Credit score measures your history of repaying your obligations, that's it. Your credit score doesn't know your income. There are lots of people who seek, needlessly, to optimize their credit score by having the "right" blend of debt and the "right" utilization. But all a credit report lists is your:
- reported debts (some debts aren't reported, interpersonal promissory notes being the most obvious example)
- the original balance (in the case of installment loans)
- the high balance (in the case of revolving debt)
- the current balance
- a minimum payment due
- whether or not the account is in good standing
- history of payment
It doesn't know your income history, level of education, whether or not your under/over paid, etc. If you want a car loan, the lender is going to request your employment information and some proof of income. That lender's underwriters will determine whether or not it's reasonable to assume you'll properly service the debt. Your score will be used primarily to set an interest rate, but your proof of income will be used to assess whether or not to issue the loan at all.
Paying the minimum monthly payment on all your credit cards and rolling the interest payments into the future somehow seems "responsible" behavior
The minimum payment on a credit card in the US will include the interest due. A normal minimum payment is interest plus 1% of principal.
The debt systems in many countries differ in a lot of very interesting ways, a lot of times, these differences are really in the details. To some extent these differences are cultural. There are pros and cons to everything.
In general I'll agree with you that a lot of people have bitten off more than they can chew and in some cases it's not clear who's really at fault. The whole point of debt is that you commit future earnings/productivity for liquidity now. Zero people should be buying a TV on a credit card that's not being paid in full. That TV, that dinner, those shoes, won't get more valuable as time goes on. It's one thing to use debt to buy a more expensive more reliable car than you could with cash because the car will facilitate your productivity. It's one thing for a company to borrow money to expand rather than waiting to fill the war-chest because it can be important to beat competitors to market, so giving up some of the future profit is worth it. But, I've heard the craziest rationalizations for consumer debt spending.
I think getting in to debt problems when you're young is far too common in the US. A $1,000 debt at 20% interest is $16.67 per month of interest.
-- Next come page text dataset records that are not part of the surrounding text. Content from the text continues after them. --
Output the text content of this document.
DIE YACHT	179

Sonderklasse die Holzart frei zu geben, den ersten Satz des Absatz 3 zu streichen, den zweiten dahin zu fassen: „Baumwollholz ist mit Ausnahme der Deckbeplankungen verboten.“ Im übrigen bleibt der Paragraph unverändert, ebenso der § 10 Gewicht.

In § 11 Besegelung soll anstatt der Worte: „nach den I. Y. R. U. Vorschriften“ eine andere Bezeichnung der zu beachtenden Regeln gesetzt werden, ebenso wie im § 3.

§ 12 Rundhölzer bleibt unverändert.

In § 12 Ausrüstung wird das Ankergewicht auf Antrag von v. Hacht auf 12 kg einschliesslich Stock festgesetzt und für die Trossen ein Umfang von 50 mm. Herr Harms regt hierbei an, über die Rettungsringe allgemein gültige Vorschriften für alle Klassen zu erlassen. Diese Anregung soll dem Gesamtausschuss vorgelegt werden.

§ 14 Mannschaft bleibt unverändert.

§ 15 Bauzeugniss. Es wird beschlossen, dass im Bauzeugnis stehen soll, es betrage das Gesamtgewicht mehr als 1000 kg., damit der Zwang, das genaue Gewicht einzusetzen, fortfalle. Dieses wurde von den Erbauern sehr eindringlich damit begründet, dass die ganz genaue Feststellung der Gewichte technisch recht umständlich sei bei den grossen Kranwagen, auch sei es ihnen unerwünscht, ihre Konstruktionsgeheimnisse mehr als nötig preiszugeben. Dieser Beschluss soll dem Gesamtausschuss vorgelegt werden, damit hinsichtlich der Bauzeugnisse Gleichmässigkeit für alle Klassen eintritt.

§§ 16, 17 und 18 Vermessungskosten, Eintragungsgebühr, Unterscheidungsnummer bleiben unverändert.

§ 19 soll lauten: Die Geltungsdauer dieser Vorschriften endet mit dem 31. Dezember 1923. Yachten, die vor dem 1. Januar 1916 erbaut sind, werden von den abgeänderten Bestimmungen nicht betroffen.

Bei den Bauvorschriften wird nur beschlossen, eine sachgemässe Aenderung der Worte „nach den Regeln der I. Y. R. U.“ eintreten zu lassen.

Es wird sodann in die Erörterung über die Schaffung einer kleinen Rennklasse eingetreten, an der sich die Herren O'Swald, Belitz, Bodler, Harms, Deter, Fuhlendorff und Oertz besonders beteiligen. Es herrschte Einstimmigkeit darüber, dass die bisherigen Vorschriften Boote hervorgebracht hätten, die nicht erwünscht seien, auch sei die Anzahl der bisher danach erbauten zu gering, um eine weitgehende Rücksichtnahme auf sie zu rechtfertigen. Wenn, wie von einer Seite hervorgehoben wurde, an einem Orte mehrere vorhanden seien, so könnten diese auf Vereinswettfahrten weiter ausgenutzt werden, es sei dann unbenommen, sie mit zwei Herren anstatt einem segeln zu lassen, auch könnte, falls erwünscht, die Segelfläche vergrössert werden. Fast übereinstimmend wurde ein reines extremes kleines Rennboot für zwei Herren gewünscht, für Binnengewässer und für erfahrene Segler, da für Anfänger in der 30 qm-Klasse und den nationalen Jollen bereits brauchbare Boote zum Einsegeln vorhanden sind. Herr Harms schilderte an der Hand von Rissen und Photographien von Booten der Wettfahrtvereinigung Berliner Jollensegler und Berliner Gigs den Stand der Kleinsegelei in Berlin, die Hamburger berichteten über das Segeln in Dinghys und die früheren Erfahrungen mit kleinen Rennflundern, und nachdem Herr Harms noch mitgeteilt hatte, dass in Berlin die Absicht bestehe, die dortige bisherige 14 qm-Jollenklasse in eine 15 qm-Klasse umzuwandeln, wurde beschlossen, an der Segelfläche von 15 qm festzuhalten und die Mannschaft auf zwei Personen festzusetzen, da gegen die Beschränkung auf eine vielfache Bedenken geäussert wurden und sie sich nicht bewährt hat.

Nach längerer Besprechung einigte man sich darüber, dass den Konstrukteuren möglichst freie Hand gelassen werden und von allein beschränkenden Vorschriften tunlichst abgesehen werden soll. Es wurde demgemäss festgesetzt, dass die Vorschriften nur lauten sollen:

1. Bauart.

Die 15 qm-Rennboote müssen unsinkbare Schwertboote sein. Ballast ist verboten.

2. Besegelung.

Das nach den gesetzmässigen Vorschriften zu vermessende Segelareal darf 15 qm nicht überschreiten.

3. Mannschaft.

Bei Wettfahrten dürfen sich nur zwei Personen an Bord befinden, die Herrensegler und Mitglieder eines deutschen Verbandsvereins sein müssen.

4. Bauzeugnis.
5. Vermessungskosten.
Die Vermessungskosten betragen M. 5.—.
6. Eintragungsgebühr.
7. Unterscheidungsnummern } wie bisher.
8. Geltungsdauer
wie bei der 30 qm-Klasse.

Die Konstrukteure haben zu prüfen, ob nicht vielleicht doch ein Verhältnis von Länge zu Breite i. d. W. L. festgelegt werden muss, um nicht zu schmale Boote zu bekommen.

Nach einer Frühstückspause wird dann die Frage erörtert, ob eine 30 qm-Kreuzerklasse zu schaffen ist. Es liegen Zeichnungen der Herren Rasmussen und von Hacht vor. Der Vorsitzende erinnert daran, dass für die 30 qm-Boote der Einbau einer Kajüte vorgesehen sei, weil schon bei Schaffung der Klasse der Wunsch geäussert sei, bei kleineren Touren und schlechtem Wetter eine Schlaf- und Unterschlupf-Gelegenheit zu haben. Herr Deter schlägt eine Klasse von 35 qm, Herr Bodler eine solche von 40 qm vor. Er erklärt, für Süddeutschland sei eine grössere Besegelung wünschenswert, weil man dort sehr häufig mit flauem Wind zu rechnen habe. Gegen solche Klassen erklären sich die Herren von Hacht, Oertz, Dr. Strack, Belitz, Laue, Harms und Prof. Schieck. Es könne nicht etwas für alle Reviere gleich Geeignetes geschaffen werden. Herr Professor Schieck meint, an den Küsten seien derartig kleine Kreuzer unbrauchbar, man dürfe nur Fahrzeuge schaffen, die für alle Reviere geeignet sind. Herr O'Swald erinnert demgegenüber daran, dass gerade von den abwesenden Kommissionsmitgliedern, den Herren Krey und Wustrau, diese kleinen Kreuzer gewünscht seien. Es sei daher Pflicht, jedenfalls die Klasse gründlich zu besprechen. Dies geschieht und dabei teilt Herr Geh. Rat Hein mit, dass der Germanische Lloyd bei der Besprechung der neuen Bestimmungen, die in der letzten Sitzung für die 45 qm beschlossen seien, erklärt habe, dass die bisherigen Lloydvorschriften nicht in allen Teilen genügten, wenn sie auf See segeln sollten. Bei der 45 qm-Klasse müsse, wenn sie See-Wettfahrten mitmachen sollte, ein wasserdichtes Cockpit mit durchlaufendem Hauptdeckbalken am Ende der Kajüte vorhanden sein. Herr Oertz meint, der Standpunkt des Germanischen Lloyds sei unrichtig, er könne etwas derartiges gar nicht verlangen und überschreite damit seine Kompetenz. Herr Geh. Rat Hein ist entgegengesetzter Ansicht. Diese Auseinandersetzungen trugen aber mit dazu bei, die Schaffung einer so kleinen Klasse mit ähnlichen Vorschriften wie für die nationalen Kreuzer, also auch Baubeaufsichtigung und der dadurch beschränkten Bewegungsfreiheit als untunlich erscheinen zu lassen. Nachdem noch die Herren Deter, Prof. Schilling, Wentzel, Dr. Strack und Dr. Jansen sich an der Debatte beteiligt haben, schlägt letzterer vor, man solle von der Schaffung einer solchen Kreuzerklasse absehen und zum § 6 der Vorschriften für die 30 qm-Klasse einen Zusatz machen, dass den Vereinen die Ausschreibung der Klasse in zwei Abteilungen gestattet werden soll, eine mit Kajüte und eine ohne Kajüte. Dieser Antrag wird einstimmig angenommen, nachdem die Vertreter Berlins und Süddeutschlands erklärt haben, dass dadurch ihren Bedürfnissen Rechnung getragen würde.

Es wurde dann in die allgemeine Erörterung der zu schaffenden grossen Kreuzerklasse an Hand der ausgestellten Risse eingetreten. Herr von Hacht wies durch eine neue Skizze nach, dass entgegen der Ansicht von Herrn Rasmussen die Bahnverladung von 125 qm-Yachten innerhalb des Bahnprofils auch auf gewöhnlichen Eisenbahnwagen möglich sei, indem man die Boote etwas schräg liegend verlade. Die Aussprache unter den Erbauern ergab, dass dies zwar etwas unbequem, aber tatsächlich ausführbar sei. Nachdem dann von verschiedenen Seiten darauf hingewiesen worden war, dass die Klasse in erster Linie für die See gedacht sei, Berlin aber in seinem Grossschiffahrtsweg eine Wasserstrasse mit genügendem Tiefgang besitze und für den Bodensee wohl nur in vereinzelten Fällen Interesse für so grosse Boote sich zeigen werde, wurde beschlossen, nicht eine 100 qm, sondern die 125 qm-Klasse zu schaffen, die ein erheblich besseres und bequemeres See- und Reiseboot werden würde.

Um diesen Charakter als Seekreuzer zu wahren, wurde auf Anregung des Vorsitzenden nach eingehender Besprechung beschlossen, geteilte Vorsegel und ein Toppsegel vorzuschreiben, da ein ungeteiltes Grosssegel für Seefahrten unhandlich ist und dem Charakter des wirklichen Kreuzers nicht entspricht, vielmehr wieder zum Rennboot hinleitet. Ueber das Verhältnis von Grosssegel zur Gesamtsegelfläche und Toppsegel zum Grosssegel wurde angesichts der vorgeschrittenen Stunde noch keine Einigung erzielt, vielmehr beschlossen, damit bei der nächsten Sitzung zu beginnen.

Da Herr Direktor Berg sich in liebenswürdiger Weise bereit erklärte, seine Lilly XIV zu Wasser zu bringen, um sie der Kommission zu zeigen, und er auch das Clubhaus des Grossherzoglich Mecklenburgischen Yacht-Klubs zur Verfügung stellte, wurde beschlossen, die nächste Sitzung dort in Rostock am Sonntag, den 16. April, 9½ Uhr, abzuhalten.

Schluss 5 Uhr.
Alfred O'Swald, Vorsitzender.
When I was working my very first job $16 was the better part of 2 hours of work, before taxes. $1,000 feels small. The "problem" is not the ones you illustrate. The problem is young and poor people committing 2 hours of work every month to service the interest on the TV, night out at the club, wheels for their car, they bought on their credit card. Young people get crushed by somewhat inadvertently committing relatively huge amounts of their productivity to service interest for innocuous consumer goods. In these situations it's not really clear who's at fault. Kids just don't understand that $1,000 is actually a difficult hole to fill at $8/hour.
But there's another group of young people today are giving postmates their credit card to spend $9 in taxes and service fees and $5 tipping the driver for a $12 sandwich so they "can work an extra 30 mins" because it's "less expensive when you consider my time." It's these folks that will also complain about their student loans while they lease a $6,000/year car. Then lose their $120k/year job for whatever reason when they have $90k of debt (comprised of watches, jewelry, clothes and vacations) and become the example you heard about. My grandparents, who lived through the depression, would have bought the ingredients for the sandwich from the grocery for less than these folks tip the delivery driver and spent a couple minutes preparing lunch for themselves, then saved the rest. There's been a culture shift.
Banks use statistics to underwrite large pools of people. None of the examples above is a "problem" for the bank. The bank knows X% of people will never pay the money back, it's built in. The issue is the stories are sad for the individuals who populate the X% of people who default. There are the genuine people who are hit with some unfortunate circumstance beyond their control and it crushes their finances. For every one of those stories there are 100 of someone who just made a long series of bad spending decisions until the situation became unsustainable then some catalyst event, like a job loss, causes the financial house of cards to collapse. But rest assured, for almost everyone with debt problems, their problem was not that they lost their job, their problem was spending and not saving. And spending habits are not included in credit score.